Her soap roles included Grace O'Keefe in THE EDGE OF NIGHT, Mrs. Korman in THE YOUNG MARRIEDS, Mrs. Hewitt on PEYTON PLACE and Mrs. Dawson in GENERAL HOSPITAL.
In 1993, she joined THE YOUNG AND THE RESTLESS as Margaret Anderson. William J. Bell, the show's co-creator, cast Stuart after seeing her play a 70-something intern on MURPHY BROWN.
"She epitomized what I wanted – someone who brought a feistiness, a vitality and energy with her, who's gregarious and fun-loving," Bell told The Times in 1993.
Instead of focusing on the teens that summer, Bell told a story about an elderly couple.
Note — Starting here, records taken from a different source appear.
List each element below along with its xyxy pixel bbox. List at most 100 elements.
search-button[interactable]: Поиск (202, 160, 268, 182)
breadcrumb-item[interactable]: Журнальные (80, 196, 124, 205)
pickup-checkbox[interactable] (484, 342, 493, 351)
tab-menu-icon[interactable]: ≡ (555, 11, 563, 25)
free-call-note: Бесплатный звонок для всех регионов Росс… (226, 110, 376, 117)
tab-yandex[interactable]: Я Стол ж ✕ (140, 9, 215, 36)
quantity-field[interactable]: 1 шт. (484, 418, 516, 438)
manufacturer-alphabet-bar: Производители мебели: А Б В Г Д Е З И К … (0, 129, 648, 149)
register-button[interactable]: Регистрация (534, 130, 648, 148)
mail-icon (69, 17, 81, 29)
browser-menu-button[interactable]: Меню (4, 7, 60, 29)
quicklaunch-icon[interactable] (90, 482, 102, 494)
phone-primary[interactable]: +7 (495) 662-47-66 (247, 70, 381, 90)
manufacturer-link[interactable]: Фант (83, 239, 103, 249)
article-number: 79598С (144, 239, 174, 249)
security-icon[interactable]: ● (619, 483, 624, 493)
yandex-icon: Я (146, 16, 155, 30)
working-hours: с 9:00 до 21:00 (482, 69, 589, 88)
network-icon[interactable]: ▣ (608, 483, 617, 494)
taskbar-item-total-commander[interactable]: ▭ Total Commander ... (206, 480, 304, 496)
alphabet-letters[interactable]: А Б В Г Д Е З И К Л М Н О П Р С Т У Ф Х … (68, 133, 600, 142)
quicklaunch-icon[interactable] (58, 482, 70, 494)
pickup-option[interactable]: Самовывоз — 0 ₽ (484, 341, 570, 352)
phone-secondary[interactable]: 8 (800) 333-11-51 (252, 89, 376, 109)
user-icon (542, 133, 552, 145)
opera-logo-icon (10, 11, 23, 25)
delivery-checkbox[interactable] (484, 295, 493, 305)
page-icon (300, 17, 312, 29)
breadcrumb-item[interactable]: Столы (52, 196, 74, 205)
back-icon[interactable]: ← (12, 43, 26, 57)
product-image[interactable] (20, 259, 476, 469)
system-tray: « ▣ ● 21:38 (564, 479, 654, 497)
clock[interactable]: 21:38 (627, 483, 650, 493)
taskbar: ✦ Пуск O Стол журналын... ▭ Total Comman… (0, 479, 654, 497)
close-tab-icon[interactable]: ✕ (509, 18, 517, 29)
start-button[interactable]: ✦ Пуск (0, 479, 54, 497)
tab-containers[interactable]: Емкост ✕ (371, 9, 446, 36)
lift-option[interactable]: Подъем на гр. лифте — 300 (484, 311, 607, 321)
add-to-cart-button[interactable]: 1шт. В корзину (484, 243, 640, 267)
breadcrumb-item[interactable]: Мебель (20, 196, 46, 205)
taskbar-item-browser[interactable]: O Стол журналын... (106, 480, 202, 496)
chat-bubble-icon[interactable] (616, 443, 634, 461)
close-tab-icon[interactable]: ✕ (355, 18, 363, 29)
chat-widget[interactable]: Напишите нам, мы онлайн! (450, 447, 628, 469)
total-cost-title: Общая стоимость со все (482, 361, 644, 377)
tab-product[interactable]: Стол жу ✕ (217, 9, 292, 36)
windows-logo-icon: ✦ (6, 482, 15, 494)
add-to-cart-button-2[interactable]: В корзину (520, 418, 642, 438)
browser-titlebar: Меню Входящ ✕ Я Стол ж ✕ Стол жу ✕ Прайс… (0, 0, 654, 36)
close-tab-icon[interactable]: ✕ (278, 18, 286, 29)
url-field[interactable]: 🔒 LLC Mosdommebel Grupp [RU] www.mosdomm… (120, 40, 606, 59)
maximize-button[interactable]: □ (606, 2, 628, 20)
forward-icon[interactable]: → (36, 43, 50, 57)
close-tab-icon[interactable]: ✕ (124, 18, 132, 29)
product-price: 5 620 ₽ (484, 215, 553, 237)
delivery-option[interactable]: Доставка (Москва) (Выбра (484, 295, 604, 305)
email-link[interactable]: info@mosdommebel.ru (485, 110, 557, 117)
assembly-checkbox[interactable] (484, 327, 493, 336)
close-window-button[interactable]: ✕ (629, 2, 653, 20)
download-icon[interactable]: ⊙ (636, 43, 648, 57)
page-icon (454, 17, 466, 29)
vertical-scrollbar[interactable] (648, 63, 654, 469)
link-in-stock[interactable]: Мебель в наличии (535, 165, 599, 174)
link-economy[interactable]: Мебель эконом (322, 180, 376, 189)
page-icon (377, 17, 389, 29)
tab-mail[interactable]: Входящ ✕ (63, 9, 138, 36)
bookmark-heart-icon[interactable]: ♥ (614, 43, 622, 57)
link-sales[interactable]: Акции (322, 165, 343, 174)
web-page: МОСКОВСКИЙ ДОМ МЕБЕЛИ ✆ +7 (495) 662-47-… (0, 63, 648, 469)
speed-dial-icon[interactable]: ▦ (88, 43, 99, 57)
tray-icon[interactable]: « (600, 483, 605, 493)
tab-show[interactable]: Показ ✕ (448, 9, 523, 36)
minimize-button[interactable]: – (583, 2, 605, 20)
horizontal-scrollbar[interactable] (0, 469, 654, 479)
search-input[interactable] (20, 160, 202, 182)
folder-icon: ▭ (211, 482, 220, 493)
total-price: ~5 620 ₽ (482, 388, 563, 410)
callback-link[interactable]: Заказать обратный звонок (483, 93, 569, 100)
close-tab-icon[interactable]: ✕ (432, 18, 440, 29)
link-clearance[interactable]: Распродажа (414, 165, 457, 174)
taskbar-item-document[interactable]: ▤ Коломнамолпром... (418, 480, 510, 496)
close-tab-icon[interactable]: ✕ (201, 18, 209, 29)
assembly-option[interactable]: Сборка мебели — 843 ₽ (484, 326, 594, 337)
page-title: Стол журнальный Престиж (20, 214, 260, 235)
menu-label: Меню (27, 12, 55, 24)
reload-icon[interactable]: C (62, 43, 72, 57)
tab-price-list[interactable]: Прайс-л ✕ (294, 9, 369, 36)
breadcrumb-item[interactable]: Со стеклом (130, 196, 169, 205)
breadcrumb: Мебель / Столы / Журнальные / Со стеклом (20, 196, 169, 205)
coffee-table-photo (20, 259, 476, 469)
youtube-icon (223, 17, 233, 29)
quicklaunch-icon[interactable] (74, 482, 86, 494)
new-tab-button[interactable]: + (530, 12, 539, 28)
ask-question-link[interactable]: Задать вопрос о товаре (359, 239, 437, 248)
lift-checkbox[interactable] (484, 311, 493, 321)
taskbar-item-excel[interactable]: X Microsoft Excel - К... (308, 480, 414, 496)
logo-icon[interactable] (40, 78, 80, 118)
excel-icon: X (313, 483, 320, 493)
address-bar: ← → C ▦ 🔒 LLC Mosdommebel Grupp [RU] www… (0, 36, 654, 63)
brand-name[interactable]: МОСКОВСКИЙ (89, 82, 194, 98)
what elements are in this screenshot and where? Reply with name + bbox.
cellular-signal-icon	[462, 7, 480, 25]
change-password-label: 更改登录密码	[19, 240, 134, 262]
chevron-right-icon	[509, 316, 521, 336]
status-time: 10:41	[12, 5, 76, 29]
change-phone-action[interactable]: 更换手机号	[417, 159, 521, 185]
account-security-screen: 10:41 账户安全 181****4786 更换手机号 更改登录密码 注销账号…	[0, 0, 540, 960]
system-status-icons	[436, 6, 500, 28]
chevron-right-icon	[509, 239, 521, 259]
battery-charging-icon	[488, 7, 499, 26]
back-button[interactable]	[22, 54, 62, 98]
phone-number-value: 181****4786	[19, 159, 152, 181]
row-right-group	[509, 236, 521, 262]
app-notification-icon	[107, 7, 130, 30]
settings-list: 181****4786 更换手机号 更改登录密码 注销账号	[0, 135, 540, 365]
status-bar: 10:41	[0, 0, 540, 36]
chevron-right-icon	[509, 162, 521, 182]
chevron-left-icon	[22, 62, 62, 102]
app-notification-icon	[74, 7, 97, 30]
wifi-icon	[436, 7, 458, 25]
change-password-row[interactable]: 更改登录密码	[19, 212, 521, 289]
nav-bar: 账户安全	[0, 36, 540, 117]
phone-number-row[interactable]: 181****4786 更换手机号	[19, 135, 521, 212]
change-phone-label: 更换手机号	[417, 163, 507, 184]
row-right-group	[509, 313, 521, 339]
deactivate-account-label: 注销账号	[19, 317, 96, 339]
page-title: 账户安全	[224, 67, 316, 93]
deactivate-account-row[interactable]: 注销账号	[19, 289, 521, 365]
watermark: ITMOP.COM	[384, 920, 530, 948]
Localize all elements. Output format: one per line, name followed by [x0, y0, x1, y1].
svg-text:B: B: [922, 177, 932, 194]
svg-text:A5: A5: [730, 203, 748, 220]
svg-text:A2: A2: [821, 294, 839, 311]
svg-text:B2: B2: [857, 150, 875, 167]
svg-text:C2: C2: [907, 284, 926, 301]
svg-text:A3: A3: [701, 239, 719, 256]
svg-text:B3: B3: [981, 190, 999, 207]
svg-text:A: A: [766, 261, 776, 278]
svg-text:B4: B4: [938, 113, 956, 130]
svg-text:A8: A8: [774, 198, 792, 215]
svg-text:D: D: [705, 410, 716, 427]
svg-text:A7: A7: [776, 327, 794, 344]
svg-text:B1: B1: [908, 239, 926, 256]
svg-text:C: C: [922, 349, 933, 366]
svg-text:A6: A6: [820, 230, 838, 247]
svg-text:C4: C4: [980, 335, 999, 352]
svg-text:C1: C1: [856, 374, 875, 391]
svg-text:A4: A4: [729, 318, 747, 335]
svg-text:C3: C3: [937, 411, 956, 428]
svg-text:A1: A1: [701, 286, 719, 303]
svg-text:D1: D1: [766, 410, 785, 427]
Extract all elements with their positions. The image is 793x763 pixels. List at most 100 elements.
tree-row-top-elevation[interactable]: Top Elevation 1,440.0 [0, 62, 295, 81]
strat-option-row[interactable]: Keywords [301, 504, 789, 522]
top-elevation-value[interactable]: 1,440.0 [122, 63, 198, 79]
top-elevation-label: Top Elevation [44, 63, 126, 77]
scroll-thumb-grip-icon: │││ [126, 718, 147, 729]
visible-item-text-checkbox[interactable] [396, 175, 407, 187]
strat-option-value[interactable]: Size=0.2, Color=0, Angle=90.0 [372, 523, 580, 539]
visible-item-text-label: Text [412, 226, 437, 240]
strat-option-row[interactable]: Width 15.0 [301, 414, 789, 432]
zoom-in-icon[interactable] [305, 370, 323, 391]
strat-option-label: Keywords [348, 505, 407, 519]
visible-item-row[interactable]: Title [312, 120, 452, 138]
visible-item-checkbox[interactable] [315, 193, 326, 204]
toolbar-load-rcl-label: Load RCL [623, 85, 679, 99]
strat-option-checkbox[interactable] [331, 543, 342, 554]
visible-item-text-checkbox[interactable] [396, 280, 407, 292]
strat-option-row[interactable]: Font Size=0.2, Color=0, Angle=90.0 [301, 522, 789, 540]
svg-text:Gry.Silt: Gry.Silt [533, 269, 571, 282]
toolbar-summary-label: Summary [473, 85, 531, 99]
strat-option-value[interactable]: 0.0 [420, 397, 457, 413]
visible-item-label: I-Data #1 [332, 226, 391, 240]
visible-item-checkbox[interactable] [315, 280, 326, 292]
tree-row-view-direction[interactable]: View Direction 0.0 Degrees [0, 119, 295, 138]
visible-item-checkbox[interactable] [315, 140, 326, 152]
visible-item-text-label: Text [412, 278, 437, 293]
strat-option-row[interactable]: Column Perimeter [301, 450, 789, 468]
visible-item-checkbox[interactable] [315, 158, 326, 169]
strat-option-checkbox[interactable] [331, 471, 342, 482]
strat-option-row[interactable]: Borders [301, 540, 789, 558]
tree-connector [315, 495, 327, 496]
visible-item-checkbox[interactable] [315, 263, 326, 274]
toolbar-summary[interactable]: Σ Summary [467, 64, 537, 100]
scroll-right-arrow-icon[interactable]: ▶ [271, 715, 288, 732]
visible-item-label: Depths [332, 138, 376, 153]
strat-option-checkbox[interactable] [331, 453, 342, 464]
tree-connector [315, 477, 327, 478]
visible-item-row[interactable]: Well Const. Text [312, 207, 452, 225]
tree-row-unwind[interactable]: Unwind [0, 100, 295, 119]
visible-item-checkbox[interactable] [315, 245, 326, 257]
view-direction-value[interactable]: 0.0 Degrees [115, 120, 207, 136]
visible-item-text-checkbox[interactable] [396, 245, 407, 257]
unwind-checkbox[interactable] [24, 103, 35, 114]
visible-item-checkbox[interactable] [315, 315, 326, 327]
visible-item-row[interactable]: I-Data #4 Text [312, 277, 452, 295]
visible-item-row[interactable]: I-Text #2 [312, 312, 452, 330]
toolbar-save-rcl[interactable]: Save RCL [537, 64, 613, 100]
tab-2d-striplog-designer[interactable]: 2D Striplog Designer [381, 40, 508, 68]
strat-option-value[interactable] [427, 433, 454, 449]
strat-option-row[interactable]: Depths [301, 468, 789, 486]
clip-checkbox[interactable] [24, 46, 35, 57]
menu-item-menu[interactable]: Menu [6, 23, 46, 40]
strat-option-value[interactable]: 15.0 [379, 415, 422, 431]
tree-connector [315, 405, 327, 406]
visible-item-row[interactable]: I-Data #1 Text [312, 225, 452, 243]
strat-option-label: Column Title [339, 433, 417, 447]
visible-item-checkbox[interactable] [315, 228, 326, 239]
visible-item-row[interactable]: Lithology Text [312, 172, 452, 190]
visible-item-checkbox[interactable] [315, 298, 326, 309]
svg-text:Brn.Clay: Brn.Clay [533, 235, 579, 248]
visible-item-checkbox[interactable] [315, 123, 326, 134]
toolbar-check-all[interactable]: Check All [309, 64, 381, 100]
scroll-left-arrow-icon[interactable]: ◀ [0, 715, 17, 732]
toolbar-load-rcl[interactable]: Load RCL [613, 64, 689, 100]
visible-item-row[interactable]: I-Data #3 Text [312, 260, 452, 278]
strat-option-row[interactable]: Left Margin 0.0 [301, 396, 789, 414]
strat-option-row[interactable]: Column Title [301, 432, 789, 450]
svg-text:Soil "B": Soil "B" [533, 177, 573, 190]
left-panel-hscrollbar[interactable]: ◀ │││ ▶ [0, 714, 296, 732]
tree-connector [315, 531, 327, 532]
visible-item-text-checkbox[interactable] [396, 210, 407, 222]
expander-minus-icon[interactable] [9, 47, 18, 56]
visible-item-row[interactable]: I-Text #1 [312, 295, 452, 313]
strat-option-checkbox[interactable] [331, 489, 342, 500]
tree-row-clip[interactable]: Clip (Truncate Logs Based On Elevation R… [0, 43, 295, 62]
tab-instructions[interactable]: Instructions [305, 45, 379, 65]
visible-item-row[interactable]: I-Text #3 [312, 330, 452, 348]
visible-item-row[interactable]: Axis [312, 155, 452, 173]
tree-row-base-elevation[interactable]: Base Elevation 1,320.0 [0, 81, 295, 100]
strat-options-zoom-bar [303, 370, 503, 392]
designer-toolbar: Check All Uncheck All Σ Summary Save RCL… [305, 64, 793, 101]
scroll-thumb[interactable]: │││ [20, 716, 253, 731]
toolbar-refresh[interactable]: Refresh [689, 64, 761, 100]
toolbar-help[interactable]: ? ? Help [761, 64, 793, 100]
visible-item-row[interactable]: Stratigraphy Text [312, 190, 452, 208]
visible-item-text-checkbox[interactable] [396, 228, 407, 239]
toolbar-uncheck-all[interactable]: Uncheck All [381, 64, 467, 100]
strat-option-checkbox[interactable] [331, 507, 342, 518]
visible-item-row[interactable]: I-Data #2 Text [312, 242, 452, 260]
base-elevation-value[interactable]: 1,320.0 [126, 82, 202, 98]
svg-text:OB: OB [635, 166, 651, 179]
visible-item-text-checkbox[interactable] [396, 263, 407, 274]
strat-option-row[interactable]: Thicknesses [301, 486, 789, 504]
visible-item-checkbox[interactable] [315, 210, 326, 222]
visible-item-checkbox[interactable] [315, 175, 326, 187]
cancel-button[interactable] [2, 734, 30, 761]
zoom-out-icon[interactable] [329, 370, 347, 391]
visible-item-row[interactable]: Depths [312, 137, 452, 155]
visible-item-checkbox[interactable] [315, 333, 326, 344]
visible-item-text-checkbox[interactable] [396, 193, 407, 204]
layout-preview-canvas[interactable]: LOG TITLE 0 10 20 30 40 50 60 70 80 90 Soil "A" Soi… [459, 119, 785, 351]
When attorney Cricket Romalotti (Lauralee Bell) was asked by a senior citizen named Miles Dugan (Parley Baer) to help his 82-year-old friend Margaret Anderson (Stuart), who had been accused of shoplifting, she ended up taking on more than she bargained for. Margaret, as it turned out, lived in a substandard apartment building, and enlisted Cricket's aid to fight her absentee landlord. Along the way, Cricket--and viewers--learned more about such matters as the difficulty of living on a fixed income and love and sex among the elderly.
"A lot of the stuff they're saying is true. I act like I'm 12," Stuart said at the time. "When you're 20, you think, 'Oh, my god, if I ever get to be 30, I'll be so old.' But when you get to be this age, if you don't look in the mirror--or see yourself on TV--you don't know."